Cisco's service and support team made it possible for Quebec City International Airport to realize its network vision within a short timeframe. "Working with Cisco helped ensure a quick and easy deployment of the integrated network solution. We began speaking with Cisco in the summer of 2007 and were fully deployed by June 2008, in time to support the increased passenger traffic that was coming in for Quebec City's 400th anniversary," says Bélanger.
The integrated Cisco network enabled Quebec City International Airport to gain business efficiencies and provide enhanced services that give it a global competitive edge. According to Bélanger, "Cisco helps us deliver on our passenger-first vision through benefits that are both visible and invisible to the traveler." Reliable Wi-Fi, for instance, is a visible benefit. "The airport used to leak traffic to Montreal, but as travelers began to experience our new facility, complete with amenities such as free Wi-Fi, passenger satisfaction improved and traffic to Quebec City International Airport increased," he says.
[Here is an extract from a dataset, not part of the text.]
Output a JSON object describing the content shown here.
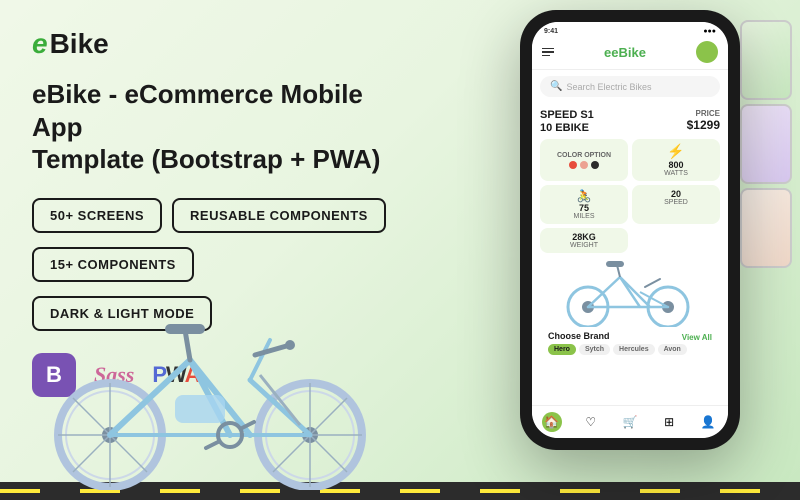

An integrated Cisco wired and wireless network that supports both voice and data streamlines the passenger flow transparently. The creation of the common-use facility not only enables greater flexibility for the allocation of the airport's resources, but results in better communication, faster passenger check-in, and support for 24-hour airline operation. And as the airport continues to deploy new Wi-Fi applications, the Cisco Unified Wireless Network's role in servicing passengers continues to grow in importance. "Cisco's robust Wi-Fi environment provides constant connectivity for airlines, enabling smoother operations. Runways, for instance, can be prepared faster, reducing the need for airlines to circle around the airport. While this type of communication remains invisible to passengers, it is crucial to providing high-quality service," says Bélanger.
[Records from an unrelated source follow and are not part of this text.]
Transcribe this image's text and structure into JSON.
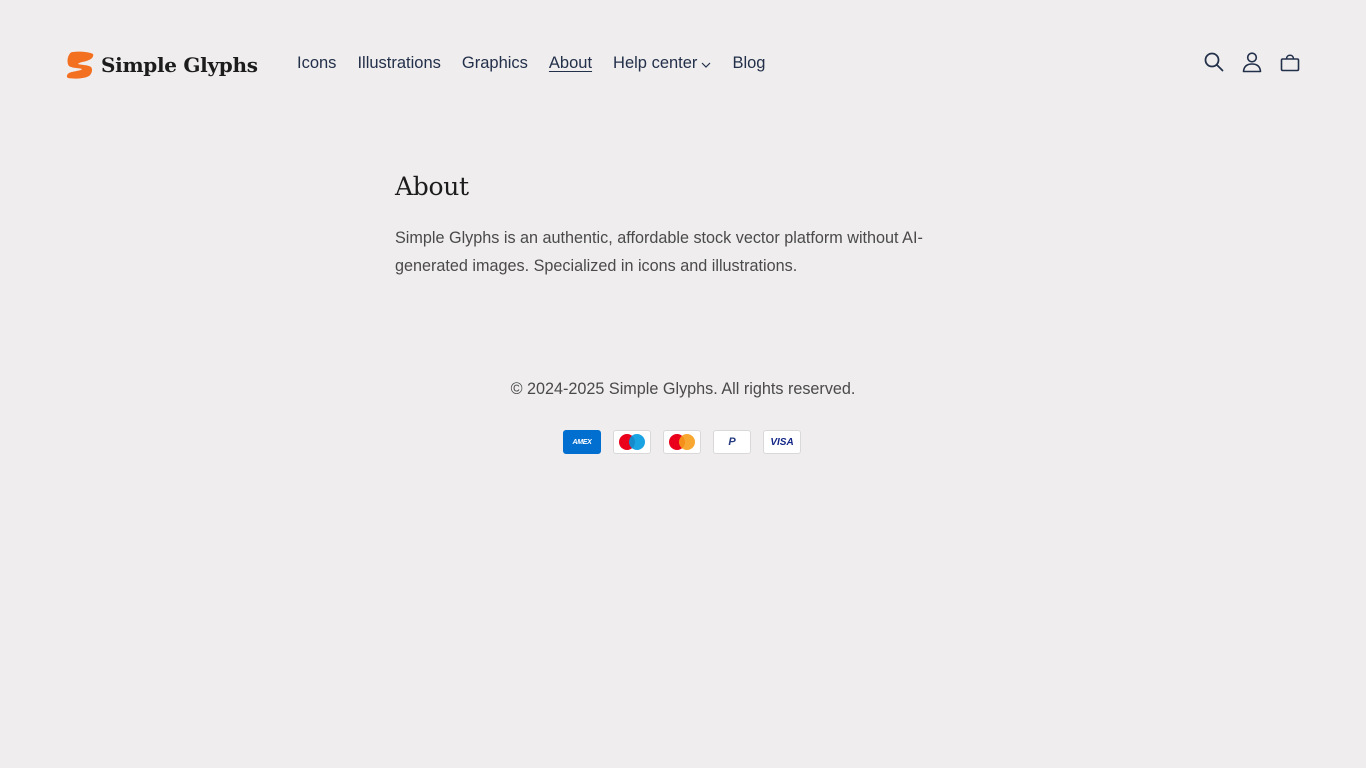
{
  "header": {
    "logo_text": "Simple Glyphs",
    "brand_color": "#f37021",
    "nav": [
      {
        "label": "Icons"
      },
      {
        "label": "Illustrations"
      },
      {
        "label": "Graphics"
      },
      {
        "label": "About",
        "active": true
      },
      {
        "label": "Help center",
        "has_dropdown": true
      },
      {
        "label": "Blog"
      }
    ],
    "icons": [
      "search-icon",
      "account-icon",
      "cart-icon"
    ]
  },
  "main": {
    "title": "About",
    "description": "Simple Glyphs is an authentic, affordable stock vector platform without AI-generated images. Specialized in icons and illustrations."
  },
  "footer": {
    "copyright": "© 2024-2025 Simple Glyphs. All rights reserved.",
    "payments": [
      {
        "name": "American Express",
        "label": "AMEX"
      },
      {
        "name": "Maestro",
        "label": ""
      },
      {
        "name": "Mastercard",
        "label": ""
      },
      {
        "name": "PayPal",
        "label": "P"
      },
      {
        "name": "Visa",
        "label": "VISA"
      }
    ]
  }
}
Quebec City International Airport chose to deploy Cisco 802.11n technology to help ensure the throughput and reliability needed to support the sophisticated applications that it plans to implement in the future. Every five to eight minutes, runway inspection vehicles send data on surface conditions to a security control center, which dispenses the information to all airline pilots. Today, these vehicles communicate via two-way radios, which can clog frequencies and cause delays in relaying information. "We're considering deploying Cisco outdoor mesh access points as part of the Unified Wireless Network. These access points will enable more reliable and faster communications between runway inspection vehicles and pilots, which translates into a better flight experience for our passengers," says Bélanger.